Resolution 17: Protecting Workers’ Safety and Health

Submitted by Buffalo Central Labor Council

 

THE BUFFALO, N.Y., CENTRAL LABOR COUNCIL calls on the leadership of the AFL-CIO and its affiliates to pledge their commitment to the protection of safety and health of workers as a continued priority and responsibility of the federation as it undertakes the task of organizational restructuring.

Our council and affiliated union locals have greatly benefited from the work of the AFL-CIO federation’s safety and health initiatives, including but not limited to lobbying for workplace standards; empowering our members through national education conferences; mobilizing our members against assaults on the Occupational Safety and Health Administration and on its training grant programs; and providing resources for our local educational efforts and for Workers Memorial Day.
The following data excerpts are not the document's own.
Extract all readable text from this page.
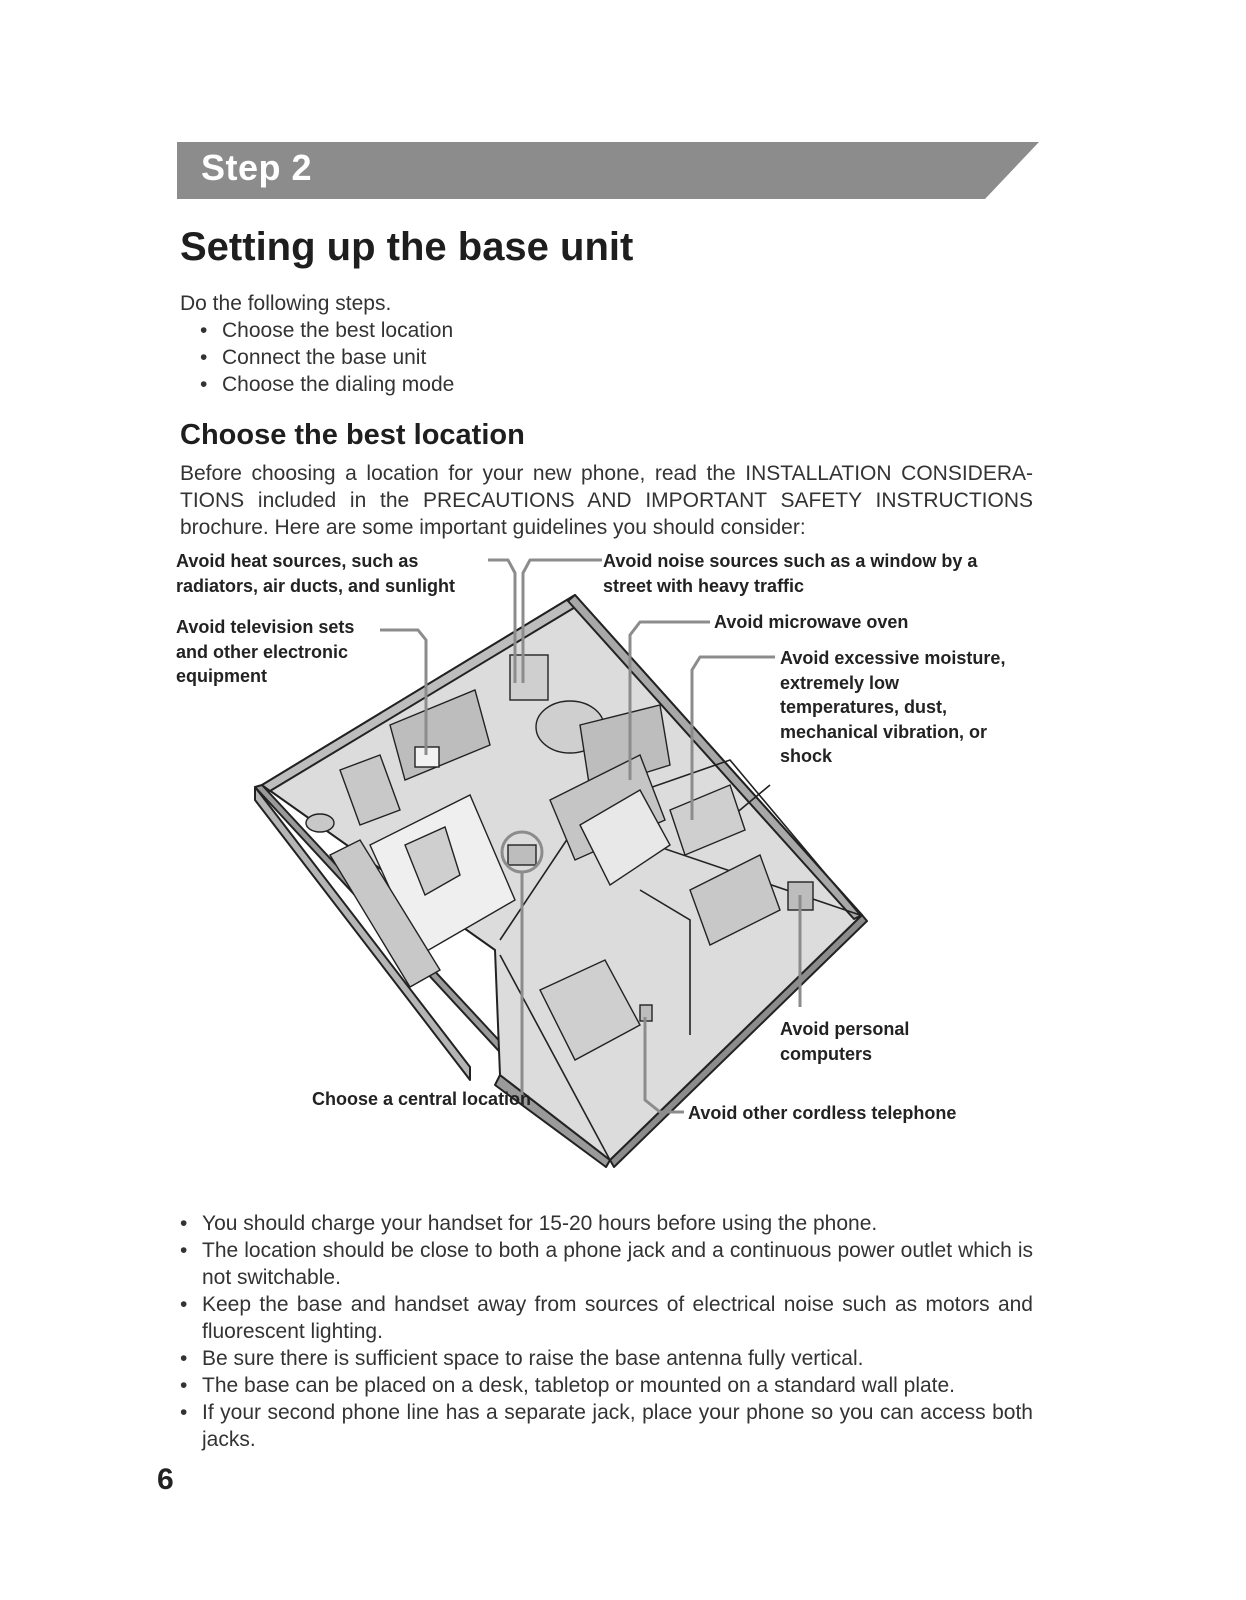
Step 2
Setting up the base unit
Do the following steps.
• Choose the best location
• Connect the base unit
• Choose the dialing mode
Choose the best location

Before choosing a location for your new phone, read the INSTALLATION CONSIDERA-TIONS included in the PRECAUTIONS AND IMPORTANT SAFETY INSTRUCTIONS brochure. Here are some important guidelines you should consider:

Avoid heat sources, such as radiators, air ducts, and sunlight
Avoid noise sources such as a window by a street with heavy traffic
Avoid television sets and other electronic equipment
Avoid microwave oven
Avoid excessive moisture, extremely low temperatures, dust, mechanical vibration, or shock
Avoid personal computers
Choose a central location
Avoid other cordless telephone
• You should charge your handset for 15-20 hours before using the phone.
• The location should be close to both a phone jack and a continuous power outlet which is not switchable.
• Keep the base and handset away from sources of electrical noise such as motors and fluorescent lighting.
• Be sure there is sufficient space to raise the base antenna fully vertical.
• The base can be placed on a desk, tabletop or mounted on a standard wall plate.
• If your second phone line has a separate jack, place your phone so you can access both jacks.
6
Historically and currently, safety and health concerns have been a major reason workers have been willing to organize and join unions. Even when employers have intimidated or overwhelmed organizers on wage, benefit, job security and retirement issues, workers still respond enthusiastically to effective organizing strategies based on workplace safety and health issues.

America’s workers are particularly concerned about safety and health issues that grow out of basic conflicts between workers and employers. These conflicts include abusive workload pressure, speed ups, excessive overtime, short staffing, dangerous exploitation of immigrants, cruel mistreatment of injured workers, etc. Most workers can appreciate a well-crafted message about the basic injustice of their jobs and the effects on their safety and health. These issues demand attention and are ripe for mobilizing and organizing workers.

The federation must be a strong voice in standing up to the power of the corporate political lobbying machine. It is critical the federation take the lead in mobilizing the labor movement’s fight for expanded safety and health legislation and protections and against corporate assaults on hard-won safety and health laws and standards.

This mobilization requires organizing massive grassroots campaigns and coordination from the AFL-CIO and national unions. It involves organizing the victims of safety and health problems on the local and national level and it takes political action in Washington, D.C., and in the states. Those of us working in the central labor councils and state federations are not in a position and do not have the resources needed to do this work.

The expansion of the federation’s efforts to move forward on safety and health issues and to stop assaults on existing laws and standards requires strategic leadership and the capacity to plan and implement these initiatives. To do anything less would be a serious disservice both to workers’ safety and health and to our hopes for a stronger labor movement.

THEREFORE, the Buffalo, N.Y., Central Labor Council RESOLVES, that the AFL-CIO federation and its affiliated unions maintain a strong commitment to protecting workers’ safety and health and to fully incorporate these issues into expanded mobilization, political and organizing programs. Further, the federation will take a leadership and coordinating role, working with affiliates to build grassroots safety and health campaigns as part of these mobilizing, political and organizing programs.